第一章 父と信じて、母と信じて。
父はかげろう。
その頃は有った町内揃っての大掃除の日、畳まで干して一斉に“コレデモカ”とばかり、大阪弁で表すと“シバキタオス“のである。信子は普段自分のしていることが近所の話題になっているらしいのには頓着ないのか、私は初めて家の外に出された。
私は壁にもたれて燦々と降り注ぐ太陽の光の中、別世界に居た。近所のおばさんたちの囁く声がした“あの子やで虐待されてんの、警察に知らせたったらいいんちゃう”と私を見ている。それは同情に満ちた表情で、私は恥ずかしいよりもその日の太陽の様に優しく思えた。
一人のおばさんが私の手を取りみどり色のまんじゅうを乗せ、そっと両の手で私の手をつつみこんだ。
“一人で食べるんやで見つかったらあかんで”
と耳もとで囁いた。それは両の手いっぱいの大きさだった。私はその意味を理解できず自分のものとして嬉しくて“おばちゃんにもらった”と報告した。

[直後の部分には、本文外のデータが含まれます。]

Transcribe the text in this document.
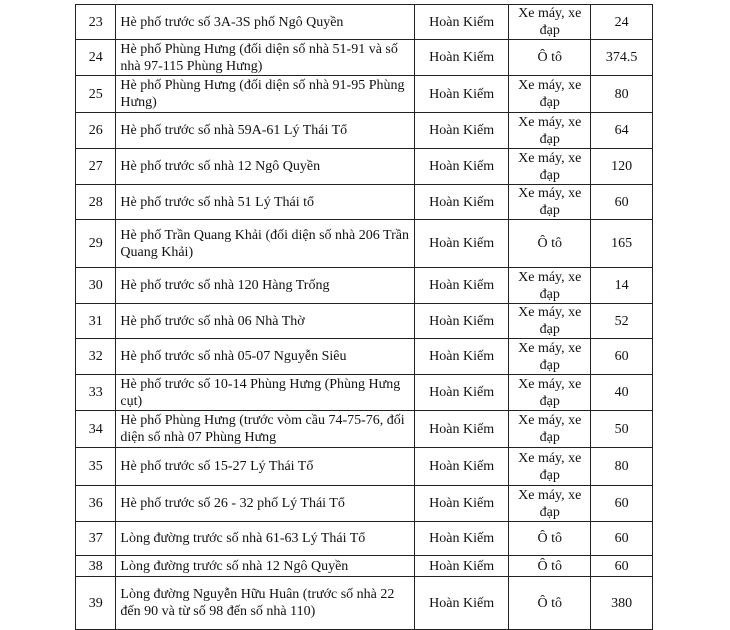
23	Hè phố trước số 3A-3S phố Ngô Quyền	Hoàn Kiếm	Xe máy, xe đạp	24
24	Hè phố Phùng Hưng (đối diện số nhà 51-91 và số nhà 97-115 Phùng Hưng)	Hoàn Kiếm	Ô tô	374.5
25	Hè phố Phùng Hưng (đối diện số nhà 91-95 Phùng Hưng)	Hoàn Kiếm	Xe máy, xe đạp	80
26	Hè phố trước số nhà 59A-61 Lý Thái Tổ	Hoàn Kiếm	Xe máy, xe đạp	64
27	Hè phố trước số nhà 12 Ngô Quyền	Hoàn Kiếm	Xe máy, xe đạp	120
28	Hè phố trước số nhà 51 Lý Thái tổ	Hoàn Kiếm	Xe máy, xe đạp	60
29	Hè phố Trần Quang Khải (đối diện số nhà 206 Trần Quang Khải)	Hoàn Kiếm	Ô tô	165
30	Hè phố trước số nhà 120 Hàng Trống	Hoàn Kiếm	Xe máy, xe đạp	14
31	Hè phố trước số nhà 06 Nhà Thờ	Hoàn Kiếm	Xe máy, xe đạp	52
32	Hè phố trước số nhà 05-07 Nguyễn Siêu	Hoàn Kiếm	Xe máy, xe đạp	60
33	Hè phố trước số 10-14 Phùng Hưng (Phùng Hưng cụt)	Hoàn Kiếm	Xe máy, xe đạp	40
34	Hè phố Phùng Hưng (trước vòm cầu 74-75-76, đối diện số nhà 07 Phùng Hưng	Hoàn Kiếm	Xe máy, xe đạp	50
35	Hè phố trước số 15-27 Lý Thái Tổ	Hoàn Kiếm	Xe máy, xe đạp	80
36	Hè phố trước số 26 - 32 phố Lý Thái Tổ	Hoàn Kiếm	Xe máy, xe đạp	60
37	Lòng đường trước số nhà 61-63 Lý Thái Tổ	Hoàn Kiếm	Ô tô	60
38	Lòng đường trước số nhà 12 Ngô Quyền	Hoàn Kiếm	Ô tô	60
39	Lòng đường Nguyễn Hữu Huân (trước số nhà 22 đến 90 và từ số 98 đến số nhà 110)	Hoàn Kiếm	Ô tô	380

程を待たず私の手の平から消えた。相変わらず叩かれていた、いつもの長い竹の物差しだ、何故だか痛みは憶えていない。いつもより長い折檻のせいか又布団の上に吐いてしまった。それを見て又彼女は振り下ろす。叩かれながら“ええねん、今日お母ちゃん来てくれるねん”と心がキュンとなる想いだった。
それは聞こえた。遠くから遠くから、お母ちゃんの履いている下駄の音が。カンカンなのかトントンなのか段々近くなる。1階の引き戸の開く音がして
“こんにちはー”
と何度か云い
“美夜ちゃん”
と呼びながら2階の私の置かれている部屋の襖が開けられた。
その日から私の居場所は変わった。実父と知らなかった父の知人宅にお引っ越し。母と思っていた養母から何十年後に聞いた話。”何か気になって顔だけ見るつもりで行った、あまりのひどさに置いておかれへんかった”と。かく云う彼女も私と一緒には住めなかったのだろう。

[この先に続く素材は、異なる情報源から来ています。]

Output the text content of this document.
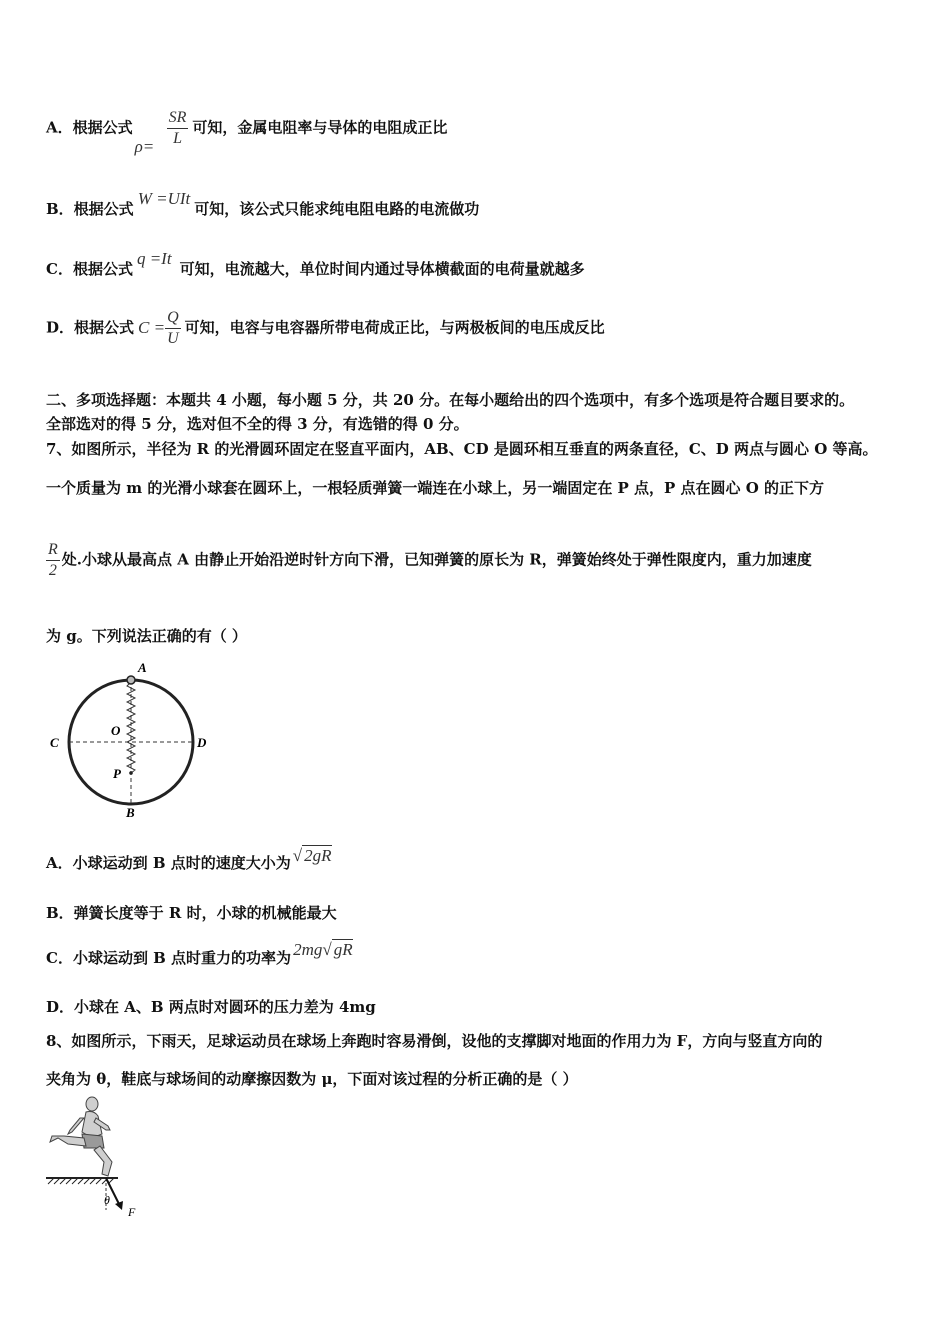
A．根据公式
$\rho= \frac{SR}{L}$ 可知，金属电阻率与导体的电阻成正比
B．根据公式W =UIt可知，该公式只能求纯电阻电路的电流做功
C．根据公式q =It可知，电流越大，单位时间内通过导体横截面的电荷量就越多
D．根据公式 $C = \frac{Q}{U}$ 可知，电容与电容器所带电荷成正比，与两极板间的电压成反比
二、多项选择题：本题共 4 小题，每小题 5 分，共 20 分。在每小题给出的四个选项中，有多个选项是符合题目要求的。
全部选对的得 5 分，选对但不全的得 3 分，有选错的得 0 分。
7、如图所示，半径为 R 的光滑圆环固定在竖直平面内，AB、CD 是圆环相互垂直的两条直径，C、D 两点与圆心 O 等高。
一个质量为 m 的光滑小球套在圆环上，一根轻质弹簧一端连在小球上，另一端固定在 P 点，P 点在圆心 O 的正下方
$\frac{R}{2}$ 处.小球从最高点 A 由静止开始沿逆时针方向下滑，已知弹簧的原长为 R，弹簧始终处于弹性限度内，重力加速度
为 g。下列说法正确的有（ ）
A
B
C	D
O
P
A．小球运动到 B 点时的速度大小为 √ 2gR
B．弹簧长度等于 R 时，小球的机械能最大
C．小球运动到 B 点时重力的功率为 2mg√ gR
D．小球在 A、B 两点时对圆环的压力差为 4mg
8、如图所示，下雨天，足球运动员在球场上奔跑时容易滑倒，设他的支撑脚对地面的作用力为 F，方向与竖直方向的
夹角为 θ，鞋底与球场间的动摩擦因数为 μ，下面对该过程的分析正确的是（ ）
θ
F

新しい居場所には2人の男の子が居たが物静かで叩かれることは無かった。でも私はそこには居ないが如く誰とも話さず、食事は一人。時にはおやつ、食事時に、中庭に出され障子にはめこまれたガラス窓から一家団らんを見ていた。おじさんと云う人の憶えは和服姿の二度程か。そこにも優しくとも小さな痛みがあった。
或る日、中庭に出されていると、雪が降ってきた。私は辛くは無かった。そのせまい閉ざされた、でも美しい中庭での白い小さな花の様な雪は夢景色の様で、それだけで満たされた。Yさんと云うおじさんのお家、小さな傷と美しい雪を憶えた静かな家族だった。